What does the Bible say?
It is Reformation Day this week! (It happens to coincide with a large cultural festival marked by pumpkins, skeletons and ghosts, which is far less encouraging). Reformation Day is when we remember the time on October 31, 1517, when the German monk Martin Luther made his complaints about the state of the Roman Catholic Church public. As was custom, he nailed his 95 complaints to the church door in his town of Wittenberg. It marked the start of what became known as the Protestant Church. The catchcry was “what does the Bible say?” Instead of having our life and practice being determined by a mix of tradition and culture with a little Bible, everything was compared to what the Bible said. This had all kinds of flow-on effects, from getting the Bible translated into all kinds of local languages to making Bible explanation the centre of the worship service instead of the mass.
Covering the events and the impact of the Reformation is too much for one small blog post. If you’re a reader (and I strongly encourage you to be!), you might want to read The Essence of the Reformation by Kirsten Birkett (simple, not too long, and also contains some key writings from the time). If you want something more detailed, Diarmaid MacCullouch’s The Reformation: Europe’s House Divided is great. And if you want something really fun, you might try Nick Page’s A Nearly Infallible History of the Reformation.
For the purposes of this blog post, I want to point out two ways that Biblical authority is under attack today. People of all ages and places have a tendency to fall into tradition or mysticism and make the Bible secondary. Yet our modern moment, with so much of our input mediated through technology, presents us with some particular things to beware of.

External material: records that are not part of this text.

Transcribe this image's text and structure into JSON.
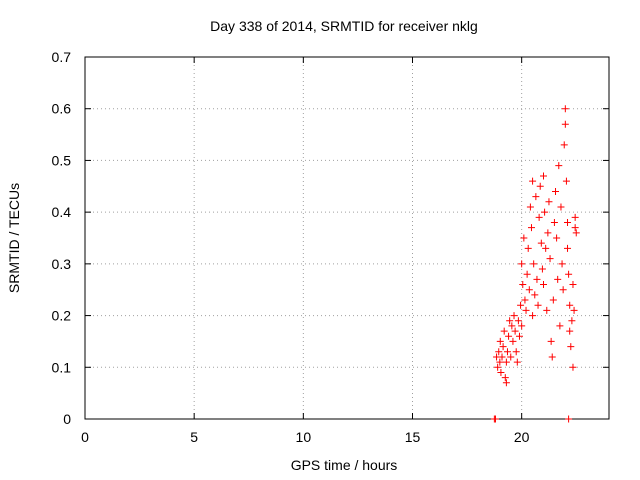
{
  "chart_data": {
    "type": "scatter",
    "title": "Day 338 of 2014, SRMTID for receiver nklg",
    "xlabel": "GPS time / hours",
    "ylabel": "SRMTID / TECUs",
    "xlim": [
      0,
      24
    ],
    "ylim": [
      0,
      0.7
    ],
    "grid": true,
    "x_ticks": [
      0,
      5,
      10,
      15,
      20
    ],
    "x_tick_labels": [
      "0",
      "5",
      "10",
      "15",
      "20"
    ],
    "y_ticks": [
      0,
      0.1,
      0.2,
      0.3,
      0.4,
      0.5,
      0.6,
      0.7
    ],
    "y_tick_labels": [
      "0",
      "0.1",
      "0.2",
      "0.3",
      "0.4",
      "0.5",
      "0.6",
      "0.7"
    ],
    "marker": "+",
    "color": "#ff0000",
    "series": [
      {
        "name": "SRMTID",
        "points": [
          [
            18.75,
            0.0
          ],
          [
            18.8,
            0.0
          ],
          [
            22.15,
            0.0
          ],
          [
            18.85,
            0.12
          ],
          [
            18.9,
            0.1
          ],
          [
            18.95,
            0.13
          ],
          [
            19.0,
            0.11
          ],
          [
            19.02,
            0.15
          ],
          [
            19.05,
            0.09
          ],
          [
            19.1,
            0.12
          ],
          [
            19.15,
            0.14
          ],
          [
            19.2,
            0.17
          ],
          [
            19.25,
            0.08
          ],
          [
            19.3,
            0.07
          ],
          [
            19.3,
            0.11
          ],
          [
            19.35,
            0.13
          ],
          [
            19.4,
            0.16
          ],
          [
            19.45,
            0.19
          ],
          [
            19.5,
            0.12
          ],
          [
            19.55,
            0.18
          ],
          [
            19.6,
            0.15
          ],
          [
            19.65,
            0.2
          ],
          [
            19.7,
            0.17
          ],
          [
            19.75,
            0.13
          ],
          [
            19.8,
            0.11
          ],
          [
            19.85,
            0.19
          ],
          [
            19.9,
            0.16
          ],
          [
            19.95,
            0.22
          ],
          [
            20.0,
            0.18
          ],
          [
            20.0,
            0.3
          ],
          [
            20.05,
            0.26
          ],
          [
            20.1,
            0.35
          ],
          [
            20.15,
            0.23
          ],
          [
            20.2,
            0.21
          ],
          [
            20.25,
            0.28
          ],
          [
            20.3,
            0.33
          ],
          [
            20.35,
            0.25
          ],
          [
            20.4,
            0.41
          ],
          [
            20.45,
            0.37
          ],
          [
            20.5,
            0.46
          ],
          [
            20.5,
            0.2
          ],
          [
            20.55,
            0.3
          ],
          [
            20.6,
            0.24
          ],
          [
            20.65,
            0.43
          ],
          [
            20.7,
            0.27
          ],
          [
            20.75,
            0.22
          ],
          [
            20.8,
            0.39
          ],
          [
            20.85,
            0.45
          ],
          [
            20.9,
            0.34
          ],
          [
            20.95,
            0.29
          ],
          [
            21.0,
            0.47
          ],
          [
            21.0,
            0.26
          ],
          [
            21.05,
            0.4
          ],
          [
            21.1,
            0.33
          ],
          [
            21.15,
            0.21
          ],
          [
            21.2,
            0.36
          ],
          [
            21.25,
            0.42
          ],
          [
            21.3,
            0.31
          ],
          [
            21.35,
            0.15
          ],
          [
            21.4,
            0.12
          ],
          [
            21.45,
            0.23
          ],
          [
            21.5,
            0.38
          ],
          [
            21.55,
            0.44
          ],
          [
            21.6,
            0.35
          ],
          [
            21.65,
            0.27
          ],
          [
            21.7,
            0.49
          ],
          [
            21.75,
            0.18
          ],
          [
            21.8,
            0.41
          ],
          [
            21.85,
            0.3
          ],
          [
            21.9,
            0.25
          ],
          [
            21.95,
            0.53
          ],
          [
            22.0,
            0.57
          ],
          [
            22.0,
            0.6
          ],
          [
            22.05,
            0.46
          ],
          [
            22.1,
            0.38
          ],
          [
            22.1,
            0.33
          ],
          [
            22.15,
            0.28
          ],
          [
            22.2,
            0.22
          ],
          [
            22.2,
            0.17
          ],
          [
            22.25,
            0.14
          ],
          [
            22.3,
            0.19
          ],
          [
            22.35,
            0.1
          ],
          [
            22.35,
            0.26
          ],
          [
            22.4,
            0.21
          ],
          [
            22.45,
            0.37
          ],
          [
            22.45,
            0.39
          ],
          [
            22.5,
            0.36
          ]
        ]
      }
    ]
  }
}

- The danger of celebrity preachers. Most of us have preachers we trust to teach us the Bible. Ideally, this will be the pastor in your local church. On top of this, we have access to preachers all around the world through the internet. Many Christians follow blogs and podcasts from people they enjoy. This has the potential for much good building up. Yet there is also a danger. We can lose our discernment, just agreeing with a person we like and not comparing what they say to the Bible. Some people have a massive platform and a cult following, and their identity can grow to a point where people listen to them and not the Bible. They then might move – wittingly or not – into many speaking about cultural matters, matters of opinion, and many absorb their views as fact. We should be careful. All preachers, even good godly ones, are sinners and limited and make mistakes. We should compare what we hear to the Bible all the time.
- The second danger is that so much of the content online is fed to us in small sound bites. We love twenty second videos. Many of us have lost our attention span for things much longer than that. And sure, twenty seconds of encouragement from the Bible is much better than nothing at all, or just a series of cat videos! But what do we lose in this sound bite age? We lose context. We lose the ability to look at things deeply and well. We are forced to trust the speaker and not check what they say. This is hardly meditating on God’s word day and night, as Psalm 1 encourages, or speaking of all these things as we go about our day, as Deuteronomy 5 tells us to do.
We have the great gift of God’s word in a form we can understand and afford. This was not true for many Christians through world history and still is not true for everyone. Let’s listen to God’s word carefully. Like the Reformers, let’s ask what the Bible says when it comes to all kinds of topics. There is no substitute for reading the Bible yourself; don’t always have it mediated through someone on the internet. Ask God to help you, read it, and think through what it says. The Bible is such a great gift, and we should use it well.